Senate Minority Leader Franklin Drilon is filing a joint resolution with Senators Cynthia Villar and Pangilinan to revoke EO 128, which they believe would kill the ailing local hog industry and might be a source of corruption in the DA.

Sen. Grace Poe said she intends to become a co-author of the resolution. Senate President vicente Sotto III and Senate President Pro-Tempore Ralph Recto said they also support the resolution.

At the House of Representatives, Rep. Stella Quimbo of Marikina City joined senators in opposing the EO, which was recommended by the DA to stabilise soaring prices of local pork due to the shortage caused by ASF.

“The Palace respects the call of some lawmakers to revoke Executive Order No. 128, which temporarily modifies the rates of import duty on fresh, chilled or frozen meat of swine,” presidential spokesman Harry Roque Jr. said.

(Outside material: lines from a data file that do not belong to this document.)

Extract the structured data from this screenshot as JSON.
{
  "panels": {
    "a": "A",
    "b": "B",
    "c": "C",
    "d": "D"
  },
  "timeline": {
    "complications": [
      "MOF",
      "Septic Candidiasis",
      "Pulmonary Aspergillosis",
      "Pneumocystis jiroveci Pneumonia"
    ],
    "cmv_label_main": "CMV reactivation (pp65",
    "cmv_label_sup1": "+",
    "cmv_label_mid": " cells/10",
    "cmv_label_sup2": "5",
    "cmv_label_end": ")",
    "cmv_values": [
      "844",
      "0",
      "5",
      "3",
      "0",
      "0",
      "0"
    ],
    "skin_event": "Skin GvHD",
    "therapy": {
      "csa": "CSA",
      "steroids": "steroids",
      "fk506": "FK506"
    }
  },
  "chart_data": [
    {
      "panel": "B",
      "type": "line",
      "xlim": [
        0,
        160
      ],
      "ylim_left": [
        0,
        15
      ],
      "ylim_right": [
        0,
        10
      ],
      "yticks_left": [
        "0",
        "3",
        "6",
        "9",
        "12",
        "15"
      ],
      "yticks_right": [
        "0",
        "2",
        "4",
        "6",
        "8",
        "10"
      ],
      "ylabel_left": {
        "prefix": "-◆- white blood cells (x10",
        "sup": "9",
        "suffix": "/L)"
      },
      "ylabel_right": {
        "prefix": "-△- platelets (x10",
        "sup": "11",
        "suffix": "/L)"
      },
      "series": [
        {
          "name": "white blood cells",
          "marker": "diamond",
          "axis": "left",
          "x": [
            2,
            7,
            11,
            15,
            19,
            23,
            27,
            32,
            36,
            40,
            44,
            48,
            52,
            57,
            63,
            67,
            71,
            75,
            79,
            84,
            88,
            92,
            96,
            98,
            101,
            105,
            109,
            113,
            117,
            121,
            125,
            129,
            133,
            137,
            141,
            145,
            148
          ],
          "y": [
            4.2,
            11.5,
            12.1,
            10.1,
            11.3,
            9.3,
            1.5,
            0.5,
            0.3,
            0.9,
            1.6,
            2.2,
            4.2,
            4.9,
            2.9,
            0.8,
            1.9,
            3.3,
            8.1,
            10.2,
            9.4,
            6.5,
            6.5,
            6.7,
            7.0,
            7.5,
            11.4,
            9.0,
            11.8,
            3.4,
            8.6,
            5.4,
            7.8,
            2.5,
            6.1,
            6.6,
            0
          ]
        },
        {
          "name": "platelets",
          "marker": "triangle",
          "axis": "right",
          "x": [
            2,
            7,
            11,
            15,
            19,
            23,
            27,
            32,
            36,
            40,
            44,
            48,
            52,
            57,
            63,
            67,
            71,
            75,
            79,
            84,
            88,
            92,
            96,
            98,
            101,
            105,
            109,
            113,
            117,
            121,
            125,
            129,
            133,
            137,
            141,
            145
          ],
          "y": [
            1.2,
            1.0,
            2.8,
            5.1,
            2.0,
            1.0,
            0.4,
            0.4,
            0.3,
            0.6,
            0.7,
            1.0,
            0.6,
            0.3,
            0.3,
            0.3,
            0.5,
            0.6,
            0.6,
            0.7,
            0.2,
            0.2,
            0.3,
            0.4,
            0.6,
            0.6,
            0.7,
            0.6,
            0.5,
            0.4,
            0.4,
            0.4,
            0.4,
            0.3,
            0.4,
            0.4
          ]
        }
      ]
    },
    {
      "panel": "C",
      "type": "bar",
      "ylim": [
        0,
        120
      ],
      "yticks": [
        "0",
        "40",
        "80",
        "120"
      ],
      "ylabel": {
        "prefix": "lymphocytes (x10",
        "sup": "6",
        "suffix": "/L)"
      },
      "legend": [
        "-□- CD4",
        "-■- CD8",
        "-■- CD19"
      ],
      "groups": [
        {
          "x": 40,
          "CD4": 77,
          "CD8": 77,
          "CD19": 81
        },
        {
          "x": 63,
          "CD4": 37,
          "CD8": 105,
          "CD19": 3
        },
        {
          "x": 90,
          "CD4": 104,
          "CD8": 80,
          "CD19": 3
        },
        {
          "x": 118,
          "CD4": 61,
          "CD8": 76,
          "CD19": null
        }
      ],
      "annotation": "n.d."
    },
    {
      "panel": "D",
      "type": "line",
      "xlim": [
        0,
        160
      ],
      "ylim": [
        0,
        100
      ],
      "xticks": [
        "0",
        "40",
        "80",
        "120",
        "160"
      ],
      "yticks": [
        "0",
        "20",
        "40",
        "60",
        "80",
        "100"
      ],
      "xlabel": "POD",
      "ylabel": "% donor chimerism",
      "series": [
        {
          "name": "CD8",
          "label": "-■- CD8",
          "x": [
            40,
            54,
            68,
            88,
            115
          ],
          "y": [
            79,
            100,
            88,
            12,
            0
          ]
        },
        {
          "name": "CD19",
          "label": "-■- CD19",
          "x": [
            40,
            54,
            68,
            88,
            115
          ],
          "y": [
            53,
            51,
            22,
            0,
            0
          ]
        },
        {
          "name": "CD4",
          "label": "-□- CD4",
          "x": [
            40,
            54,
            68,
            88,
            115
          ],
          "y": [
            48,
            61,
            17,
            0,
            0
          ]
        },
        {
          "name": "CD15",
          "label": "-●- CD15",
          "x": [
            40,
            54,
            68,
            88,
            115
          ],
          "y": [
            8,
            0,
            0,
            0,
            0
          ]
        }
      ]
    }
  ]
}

The Palace spokesman said Congress may reverse the President’s decision since lowering the tariff on imported pork was an authority delegated by lawmakers to the Chief Executive.

In the event that lawmakers decide to reverse EO 128, Roque said such an action is within the legislative power of Congress.

“EO No. 128 lowering the tariff of imported pork is only a delegated power given by Congress to the President to impose tariff rates, imports or exports pursuant to Section 28 paragraph 2, Article VI of the Constitution. Hence, Congress may, by law, impose limitations on such delegated power or may reverse the same,” he said.

“Further, should Congress pass another bill changing the tariff on imported pork, the President may veto any particular item or items in such appropriation, revenue or tariff bill,” he explained.

Malacanang is open for dialogue with lawmakers to determine how to address the issue.

“However, given the importance of the issue, the executive and the legislative branches can work together in protecting the interest of the stakeholders such as consumers and our hog raisers alike,” Roque said.

Sen. Imee Marcos lamented the foregone revenues from tariffs which could have been used to help the country’s 80,000 hog raisers even as she blasted the DA for having always resorted to importations to fill supply gaps instead of promoting productivity among farmers.

In opposing the EO, Quimbo said it is a premature policy to address the pork supply shortage which has driven market prices up.

“In the face of higher prices of pork, the government’s move to reduce tariff rates on pork makes economic sense. There are three questions though that remain unanswered, hence, the policy issuance is arguably premature,” she said.

The deputy minority leader explained that tariff reduction requires a perfectly competitive market to be effective in reduction of prices.

“Competition is key in making reduced tariffs pro-people. In a less than perfect situation, reducing tariffs alone may not work. government must be part of the solution and must be temporarily allowed to import pork to help stabilise prices,” she suggested.

The ranking lawmaker questioned the five to 10 percent tariff set in the EO.

“A straightforward computation shows that even at 10 percent, imported pork can sell at P250 per kilo, assuming a retail margin of 10 percent. Are we assured that five to 10 percent tariffs are the appropriate rates to return inflation for the food sector to pre-African swine flu levels?” she asked.